The work has been hugely improved due to the efforts of many helpful readers of preliminary drafts and of the first printing. These include: Scott Cambell, Mingchi Chien, James F. Cool, Bonnie Fonseca-Greber, Nancy Friedlander, Dorothy Holland, Donald Harlow, William R. Harmon, Richard L. Horn, Ralph A. Lewin, E. James Lieberman, Paul Merrill, Gary Moore, Ionel Oneţ, Jonathan Pool, Reg Reid, Derek Roff, Donald Rogers, Catherine Schulze, Michael Sloper, and Dorothy Stermer, and members of an advanced Esperanto class taught by Dorothy Holland in 1995. Finally, Gregory V. Wasson kindly provided an Esperanto type font to facilitate computerized preparation of the final copy of the first edition.

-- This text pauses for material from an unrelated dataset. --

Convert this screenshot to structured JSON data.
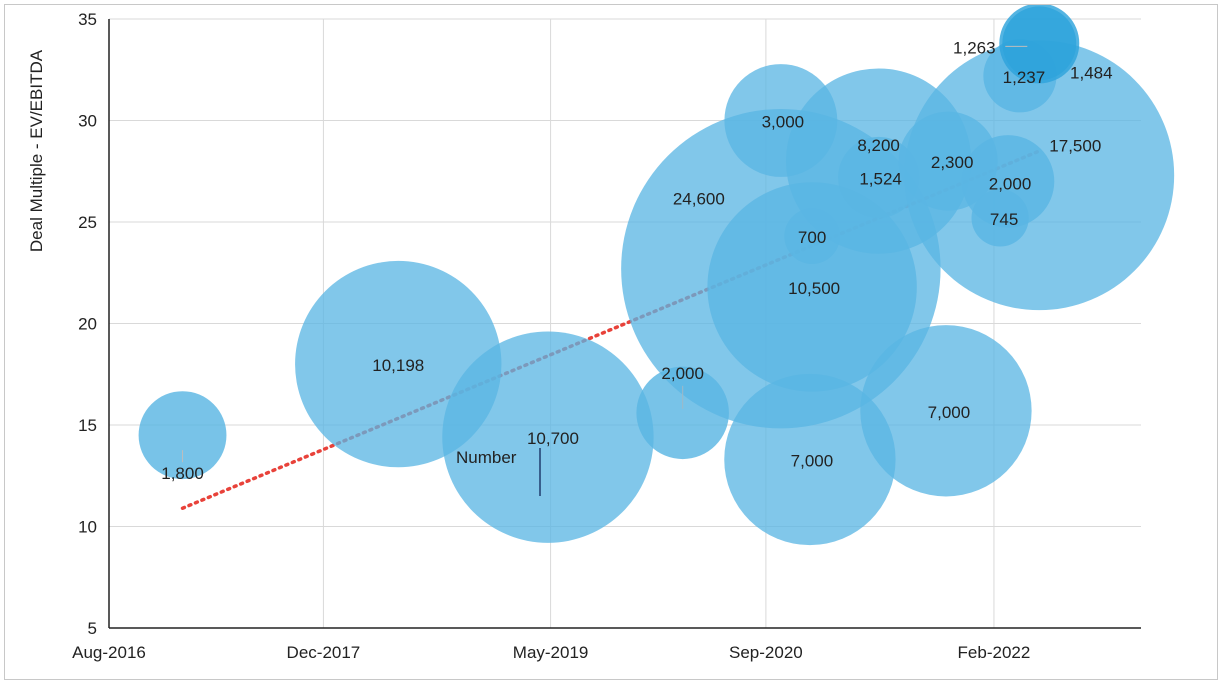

After the release of the first edition, my poor proofreading, made worse by the impossibility of using automated spell-checking on a heavily bilingual text, became increasingly evident as many helpful readers worked with the book and sent lists of corrections. I am very much indebted to these patient and constructive people, and the present revision owes much to them.
The second edition still had proof errors, and I am grateful to John P. Prystupa for tagging some of them for me in 2000.
Unsurprisingly, the on-line version has turned up a few more. My thanks are due to Adam Wolf, Douglas Mosier, Camden Parks, Rommel Martinez, and Erik Bjørn Pedersen for tagging some of them for me. If you find more, I shall be delighted to acknowledge your help here.